Say what you want about UPS, they are steering the ship, however they are operating in rough waters. The rough waters are the slow growth of the US small parcel market ex-Amazon, USPS rate and service changes, and the company's dependence on Amazon for growth.

* UPS is steering away from Amazon. 50% of its volume from Amazon will reduce by the end of 2026.

A few interesting stats on the call related to UPS biggest customer:

** Amazon's contract came up this year, and it seems to me UPS was itching to change it. Carol Tome likely thought Amazon was taking advantage of UPS.

** Amazon is 20% of UPS volume but only 12% of revenue. I imagine profit is less than that, so it's a lot of song and dance for difficult output.

** As part of this glide-down in volume, UPS will also close about 10% of its facilities. These are real hard costs, which will reduce Capex, maintenance, and importantly labor costs -- all of which UPS has been focused on.

* Incidentally this glide down in volume from Amazon is 5x faster than their reduction in Amazon volumes in the last 4 years.

* USPS is steering its last-mile service to incent shippers to inject further upstream, and not just use USPS for its last mile services.

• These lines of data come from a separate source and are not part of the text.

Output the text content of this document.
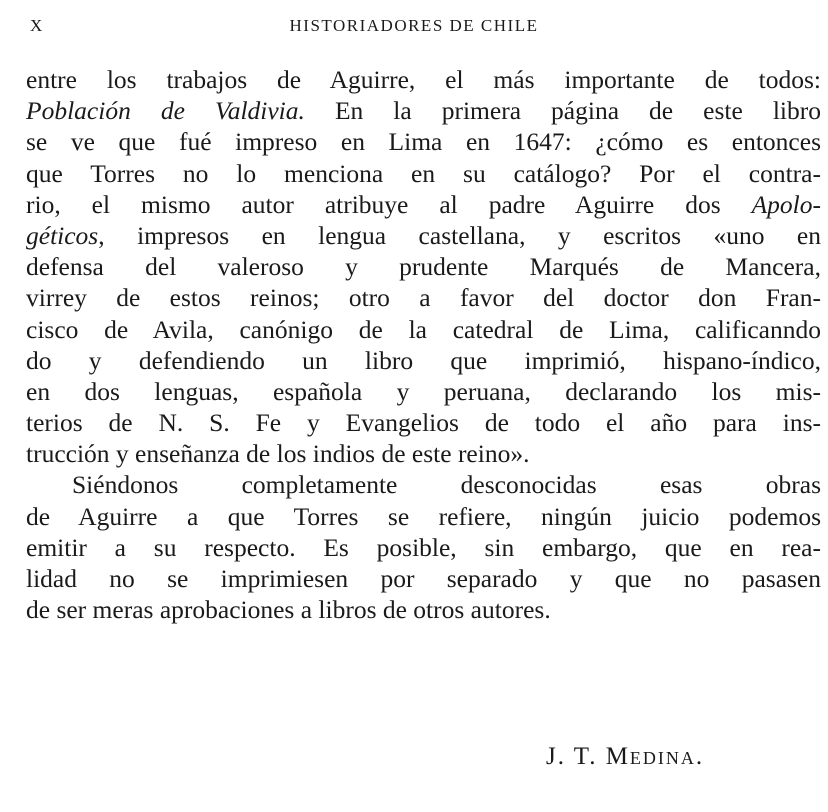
X	HISTORIADORES DE CHILE
entre los trabajos de Aguirre, el más importante de todos:
Población de Valdivia. En la primera página de este libro
se ve que fué impreso en Lima en 1647: ¿cómo es entonces
que Torres no lo menciona en su catálogo? Por el contra-
rio, el mismo autor atribuye al padre Aguirre dos Apolo-
géticos, impresos en lengua castellana, y escritos «uno en
defensa del valeroso y prudente Marqués de Mancera,
virrey de estos reinos; otro a favor del doctor don Fran-
cisco de Avila, canónigo de la catedral de Lima, calificanndo
do y defendiendo un libro que imprimió, hispano-índico,
en dos lenguas, española y peruana, declarando los mis-
terios de N. S. Fe y Evangelios de todo el año para ins-
trucción y enseñanza de los indios de este reino».
Siéndonos completamente desconocidas esas obras
de Aguirre a que Torres se refiere, ningún juicio podemos
emitir a su respecto. Es posible, sin embargo, que en rea-
lidad no se imprimiesen por separado y que no pasasen
de ser meras aprobaciones a libros de otros autores.
J. T. Medina.
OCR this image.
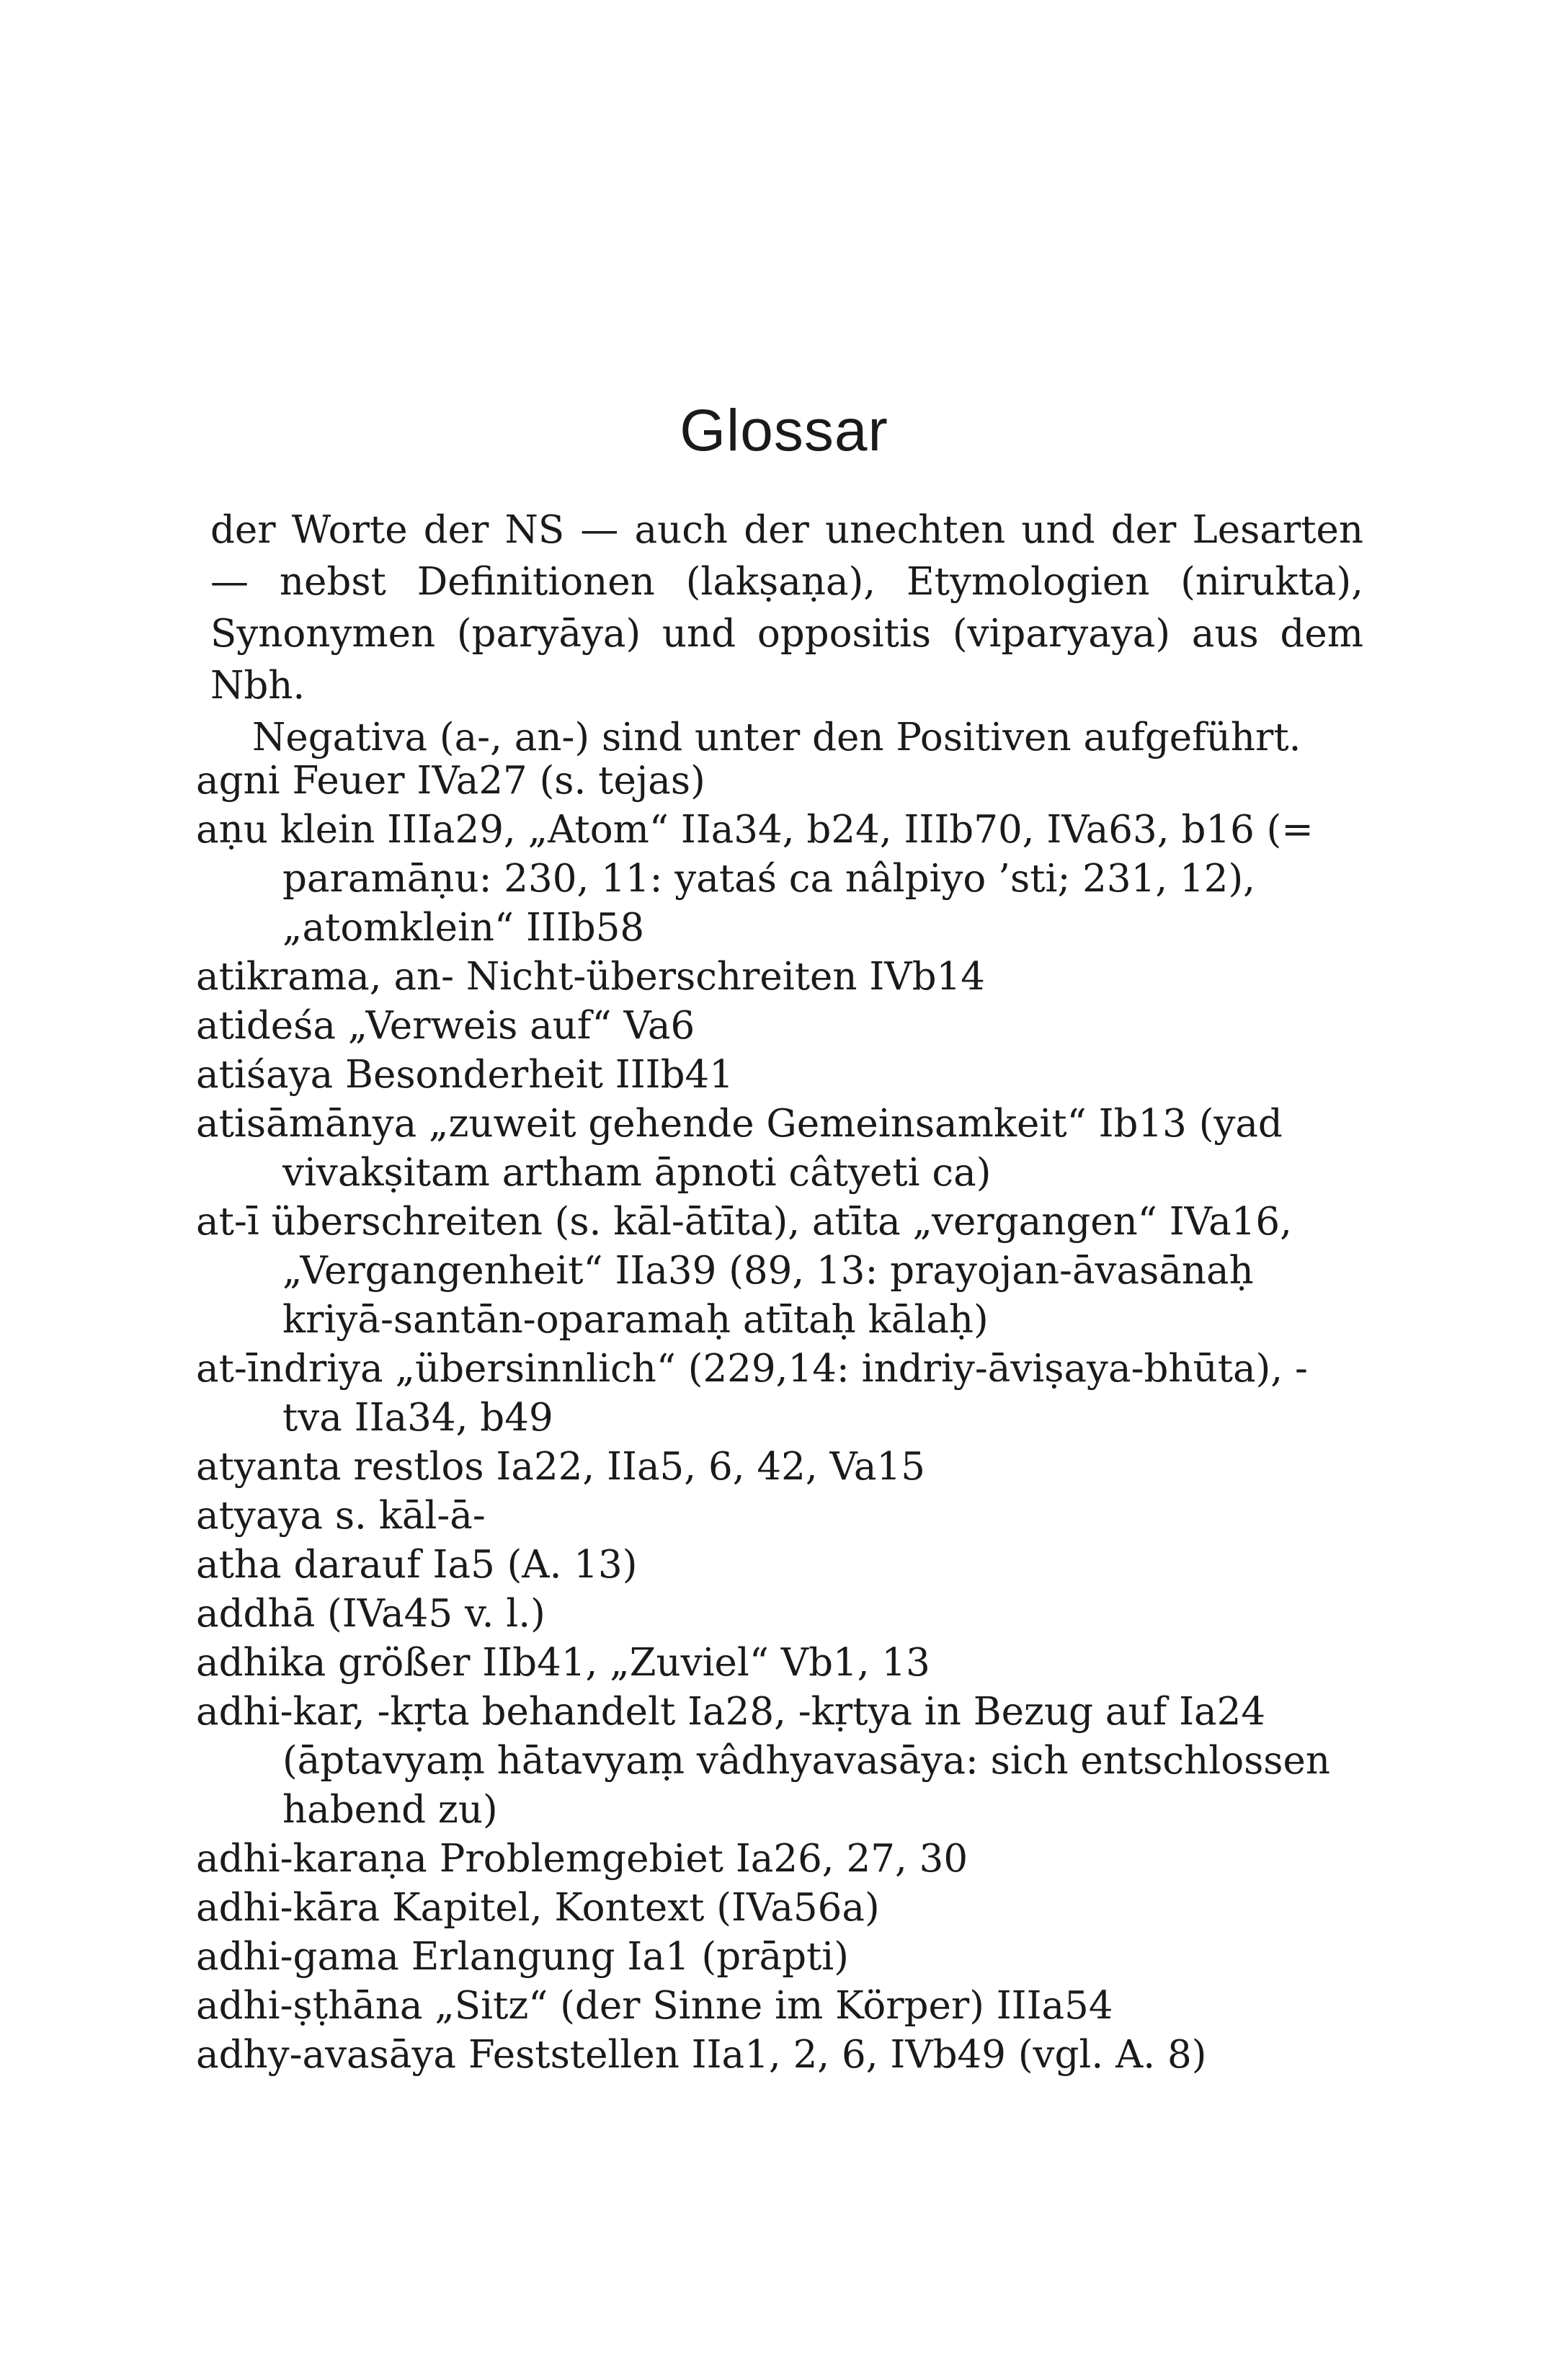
Glossar

der Worte der NS — auch der unechten und der Lesarten — nebst Definitionen (lakṣaṇa), Etymologien (nirukta), Synonymen (paryāya) und oppositis (viparyaya) aus dem Nbh.

Negativa (a-, an-) sind unter den Positiven aufgeführt.

agni Feuer IVa27 (s. tejas)

aṇu klein IIIa29, „Atom“ IIa34, b24, IIIb70, IVa63, b16 (= paramāṇu: 230, 11: yataś ca nâlpiyo ’sti; 231, 12), „atomklein“ IIIb58

atikrama, an- Nicht-überschreiten IVb14

atideśa „Verweis auf“ Va6

atiśaya Besonderheit IIIb41

atisāmānya „zuweit gehende Gemeinsamkeit“ Ib13 (yad vivakṣitam artham āpnoti câtyeti ca)

at-ī überschreiten (s. kāl-ātīta), atīta „vergangen“ IVa16, „Vergangenheit“ IIa39 (89, 13: prayojan-āvasānaḥ kriyā-santān-oparamaḥ atītaḥ kālaḥ)

at-īndriya „übersinnlich“ (229,14: indriy-āviṣaya-bhūta), -tva IIa34, b49

atyanta restlos Ia22, IIa5, 6, 42, Va15

atyaya s. kāl-ā-

atha darauf Ia5 (A. 13)

addhā (IVa45 v. l.)

adhika größer IIb41, „Zuviel“ Vb1, 13

adhi-kar, -kṛta behandelt Ia28, -kṛtya in Bezug auf Ia24 (āptavyaṃ hātavyaṃ vâdhyavasāya: sich entschlossen habend zu)

adhi-karaṇa Problemgebiet Ia26, 27, 30

adhi-kāra Kapitel, Kontext (IVa56a)

adhi-gama Erlangung Ia1 (prāpti)

adhi-ṣṭhāna „Sitz“ (der Sinne im Körper) IIIa54

adhy-avasāya Feststellen IIa1, 2, 6, IVb49 (vgl. A. 8)
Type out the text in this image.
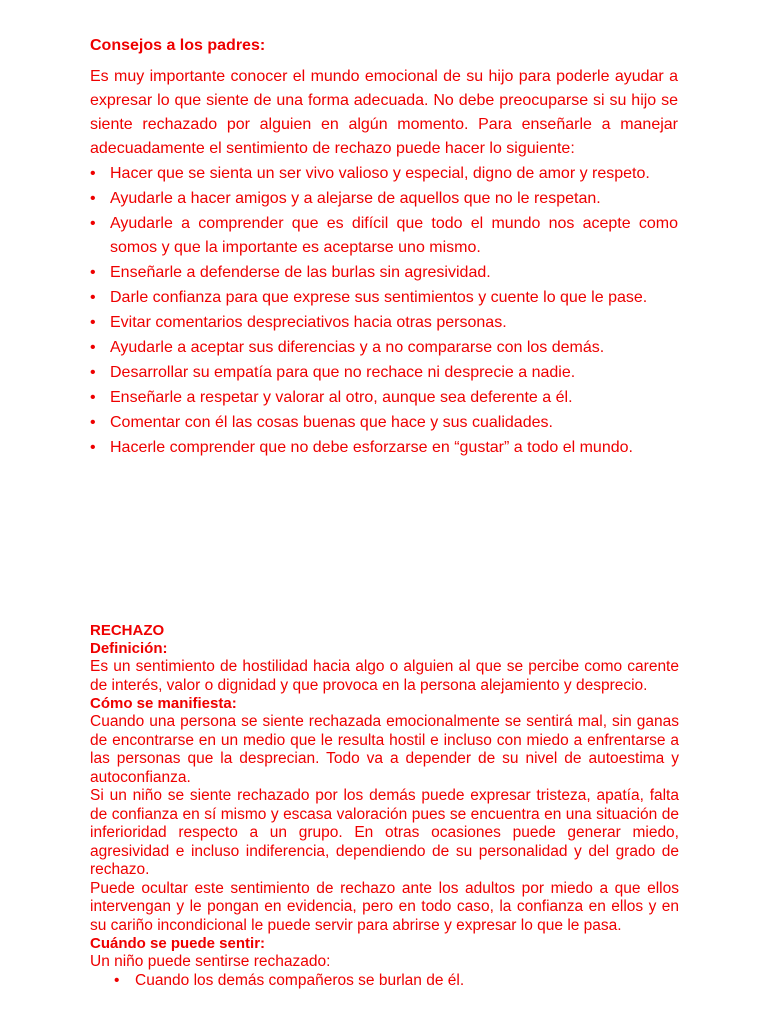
Consejos a los padres:

Es muy importante conocer el mundo emocional de su hijo para poderle ayudar a expresar lo que siente de una forma adecuada. No debe preocuparse si su hijo se siente rechazado por alguien en algún momento. Para enseñarle a manejar adecuadamente el sentimiento de rechazo puede hacer lo siguiente:

• Hacer que se sienta un ser vivo valioso y especial, digno de amor y respeto.
• Ayudarle a hacer amigos y a alejarse de aquellos que no le respetan.
• Ayudarle a comprender que es difícil que todo el mundo nos acepte como somos y que la importante es aceptarse uno mismo.
• Enseñarle a defenderse de las burlas sin agresividad.
• Darle confianza para que exprese sus sentimientos y cuente lo que le pase.
• Evitar comentarios despreciativos hacia otras personas.
• Ayudarle a aceptar sus diferencias y a no compararse con los demás.
• Desarrollar su empatía para que no rechace ni desprecie a nadie.
• Enseñarle a respetar y valorar al otro, aunque sea deferente a él.
• Comentar con él las cosas buenas que hace y sus cualidades.
• Hacerle comprender que no debe esforzarse en “gustar” a todo el mundo.

RECHAZO

Definición:

Es un sentimiento de hostilidad hacia algo o alguien al que se percibe como carente de interés, valor o dignidad y que provoca en la persona alejamiento y desprecio.

Cómo se manifiesta:

Cuando una persona se siente rechazada emocionalmente se sentirá mal, sin ganas de encontrarse en un medio que le resulta hostil e incluso con miedo a enfrentarse a las personas que la desprecian. Todo va a depender de su nivel de autoestima y autoconfianza.

Si un niño se siente rechazado por los demás puede expresar tristeza, apatía, falta de confianza en sí mismo y escasa valoración pues se encuentra en una situación de inferioridad respecto a un grupo. En otras ocasiones puede generar miedo, agresividad e incluso indiferencia, dependiendo de su personalidad y del grado de rechazo.

Puede ocultar este sentimiento de rechazo ante los adultos por miedo a que ellos intervengan y le pongan en evidencia, pero en todo caso, la confianza en ellos y en su cariño incondicional le puede servir para abrirse y expresar lo que le pasa.

Cuándo se puede sentir:

Un niño puede sentirse rechazado:

• Cuando los demás compañeros se burlan de él.
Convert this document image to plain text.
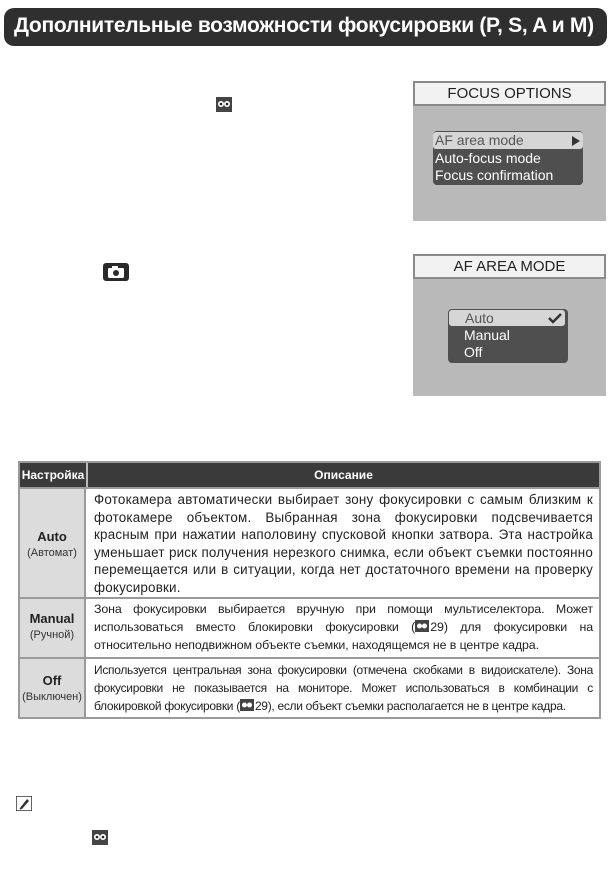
Дополнительные возможности фокусировки (P, S, A и M)
FOCUS OPTIONS
AF area mode
Auto-focus mode
Focus confirmation
AF AREA MODE
Auto
Manual
Off
Настройка	Описание
Auto
(Автомат)
Фотокамера автоматически выбирает зону фокусировки с самым близким к фотокамере объектом. Выбранная зона фокусировки подсвечивается красным при нажатии наполовину спусковой кнопки затвора. Эта настройка уменьшает риск получения нерезкого снимка, если объект съемки постоянно перемещается или в ситуации, когда нет достаточного времени на проверку фокусировки.
Manual
(Ручной)
Зона фокусировки выбирается вручную при помощи мультиселектора. Может использоваться вместо блокировки фокусировки ( 29) для фокусировки на относительно неподвижном объекте съемки, находящемся не в центре кадра.
Off
(Выключен)
Используется центральная зона фокусировки (отмечена скобками в видоискателе). Зона фокусировки не показывается на мониторе. Может использоваться в комбинации с блокировкой фокусировки ( 29), если объект съемки располагается не в центре кадра.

This has caused UPS to drop USPS from SurePost entirely as of Jan 1, 2025.

The upshot of these changes? UPS is expecting to move US domestic operating margin from 10% to north of 12% by Q4 2026. Those are big moves. In order to do that, UPS had to give up on its revenue growth ambitions.

You read that correctly, UPS is giving 2026 margin guidance. That is a gutsy move.

In terms of Q4, delivery performance was good:

* Average on-time service led the industry by 470 basis points over our "closest competitor" (FedEx)

* Revenue per piece flipped positive, but on the back of pricing increases primarily.

This will make UPS a more resilient, more efficient, leaner company. At the expense of being the biggest. Where have I heard this before? Better Not Bigger was Carol Tome's strategy since she took over UPS -- seeing the writing on the wall that you can't out-Amazon Amazon.

Instead, UPS hopes to drive away price-sensitive customers and drive towards customers that will give them more pricing power. And that means stepping away from US domestic parcel volume growth, because the volume growth would have taken the investors into an ocean of red ink. And likely putting the company in a very unstable position.

Whether you like UPS performance or not, Carol Tome has a plan and is executing it. There have been missteps with Union contracts and USPS neogtiations, but there is a steady hand on the rudder here.

If you have the margin to devote to its reliability, UPS desperately wants your business, but it's going to cost. Price-sensitive customers need not apply and should trade down, constructing their own network from regional carriers, zone skipping, and inventory placement.